Le Maroc a obtenu son indépendance en 1956, mais les décennies suivantes ont été marquées par des violations de droits de l’homme avant que le gouvernement ne mette en place l’IER en 2004 pour connaître la vérité sur les violations passées, fournir des réparations aux victimes et aux familles et recommander des mesures pour empêcher de futures violations, rappelle le site de la Faculté de Droit de l’Université de Seattle.

« L’histoire relativement récente du Maroc offre un exemple de justice réparatrice qui pourrait être conçue pour relever les défis actuels des États-Unis face au racisme et à ses impacts sur les communautés vulnérables », a assuré Erwin.

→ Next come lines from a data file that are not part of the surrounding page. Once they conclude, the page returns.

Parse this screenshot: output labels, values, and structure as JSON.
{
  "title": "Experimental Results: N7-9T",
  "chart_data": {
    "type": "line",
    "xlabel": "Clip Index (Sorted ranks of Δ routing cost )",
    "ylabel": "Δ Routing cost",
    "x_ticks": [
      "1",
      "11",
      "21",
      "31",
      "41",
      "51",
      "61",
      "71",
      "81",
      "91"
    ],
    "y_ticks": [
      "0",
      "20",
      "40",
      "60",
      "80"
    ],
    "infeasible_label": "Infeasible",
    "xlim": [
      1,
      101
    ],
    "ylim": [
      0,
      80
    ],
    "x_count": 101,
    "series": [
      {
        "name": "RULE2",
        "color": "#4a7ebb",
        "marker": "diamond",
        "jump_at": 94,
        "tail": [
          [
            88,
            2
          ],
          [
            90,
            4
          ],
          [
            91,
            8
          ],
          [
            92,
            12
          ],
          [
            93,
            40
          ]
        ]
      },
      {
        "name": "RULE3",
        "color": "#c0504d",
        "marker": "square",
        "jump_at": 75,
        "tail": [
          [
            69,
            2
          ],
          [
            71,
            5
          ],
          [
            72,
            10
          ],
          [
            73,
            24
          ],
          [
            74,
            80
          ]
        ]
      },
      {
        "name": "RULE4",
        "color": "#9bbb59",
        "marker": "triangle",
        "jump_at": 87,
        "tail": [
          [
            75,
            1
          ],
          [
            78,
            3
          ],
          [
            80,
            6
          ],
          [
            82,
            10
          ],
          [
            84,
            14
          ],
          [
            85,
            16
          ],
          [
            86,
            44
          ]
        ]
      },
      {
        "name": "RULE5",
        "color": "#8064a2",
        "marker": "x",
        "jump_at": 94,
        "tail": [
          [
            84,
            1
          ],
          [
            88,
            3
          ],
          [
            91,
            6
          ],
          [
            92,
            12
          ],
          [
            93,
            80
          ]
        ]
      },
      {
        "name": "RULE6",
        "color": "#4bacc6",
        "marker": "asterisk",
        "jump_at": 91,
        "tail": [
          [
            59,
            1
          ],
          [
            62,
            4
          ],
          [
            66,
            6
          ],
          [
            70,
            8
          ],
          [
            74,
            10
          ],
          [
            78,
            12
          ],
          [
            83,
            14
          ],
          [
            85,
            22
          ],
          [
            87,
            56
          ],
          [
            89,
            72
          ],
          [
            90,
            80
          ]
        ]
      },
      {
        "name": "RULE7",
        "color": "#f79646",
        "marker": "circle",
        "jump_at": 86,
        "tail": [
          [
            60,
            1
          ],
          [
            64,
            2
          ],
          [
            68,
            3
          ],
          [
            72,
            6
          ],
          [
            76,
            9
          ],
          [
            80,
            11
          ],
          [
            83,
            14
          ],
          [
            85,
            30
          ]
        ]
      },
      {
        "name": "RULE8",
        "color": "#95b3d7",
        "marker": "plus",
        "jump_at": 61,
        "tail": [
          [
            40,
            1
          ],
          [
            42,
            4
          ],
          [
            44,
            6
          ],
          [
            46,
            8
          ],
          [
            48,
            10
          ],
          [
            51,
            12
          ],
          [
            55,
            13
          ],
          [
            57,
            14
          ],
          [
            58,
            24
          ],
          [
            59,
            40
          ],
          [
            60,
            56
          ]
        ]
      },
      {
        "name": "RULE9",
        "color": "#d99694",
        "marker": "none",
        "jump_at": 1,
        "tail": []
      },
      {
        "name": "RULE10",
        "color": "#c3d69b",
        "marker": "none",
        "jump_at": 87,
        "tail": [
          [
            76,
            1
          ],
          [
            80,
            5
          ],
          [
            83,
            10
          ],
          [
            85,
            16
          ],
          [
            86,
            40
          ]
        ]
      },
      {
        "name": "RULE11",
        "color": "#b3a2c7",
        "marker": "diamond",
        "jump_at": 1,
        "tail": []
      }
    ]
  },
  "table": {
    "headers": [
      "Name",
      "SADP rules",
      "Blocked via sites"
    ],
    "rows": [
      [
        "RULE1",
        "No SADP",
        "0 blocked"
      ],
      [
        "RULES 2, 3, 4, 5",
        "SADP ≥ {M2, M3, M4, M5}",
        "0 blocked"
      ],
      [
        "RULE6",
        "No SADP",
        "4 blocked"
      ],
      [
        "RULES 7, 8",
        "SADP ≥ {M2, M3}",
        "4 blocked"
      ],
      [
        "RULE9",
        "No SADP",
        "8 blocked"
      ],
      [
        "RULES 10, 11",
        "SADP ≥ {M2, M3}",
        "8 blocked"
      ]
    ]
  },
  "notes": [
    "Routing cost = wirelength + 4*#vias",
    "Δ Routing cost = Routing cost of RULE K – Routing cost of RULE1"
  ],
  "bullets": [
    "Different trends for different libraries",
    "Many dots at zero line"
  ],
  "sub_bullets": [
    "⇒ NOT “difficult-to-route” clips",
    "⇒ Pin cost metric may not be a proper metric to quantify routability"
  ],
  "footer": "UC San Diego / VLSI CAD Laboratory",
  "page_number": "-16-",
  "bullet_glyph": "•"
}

L’échange sur la justice transitionnelle est soutenu en partie par la Stevens Initiative, qui est parrainée par le Département d’État des États-Unis, avec un financement assuré par le gouvernement américain. Il est administré par l’Institut Aspen. L’initiative Stevens est également soutenue par la Fondation de la famille Bezos et les gouvernements du Maroc et des Émirats arabes unis.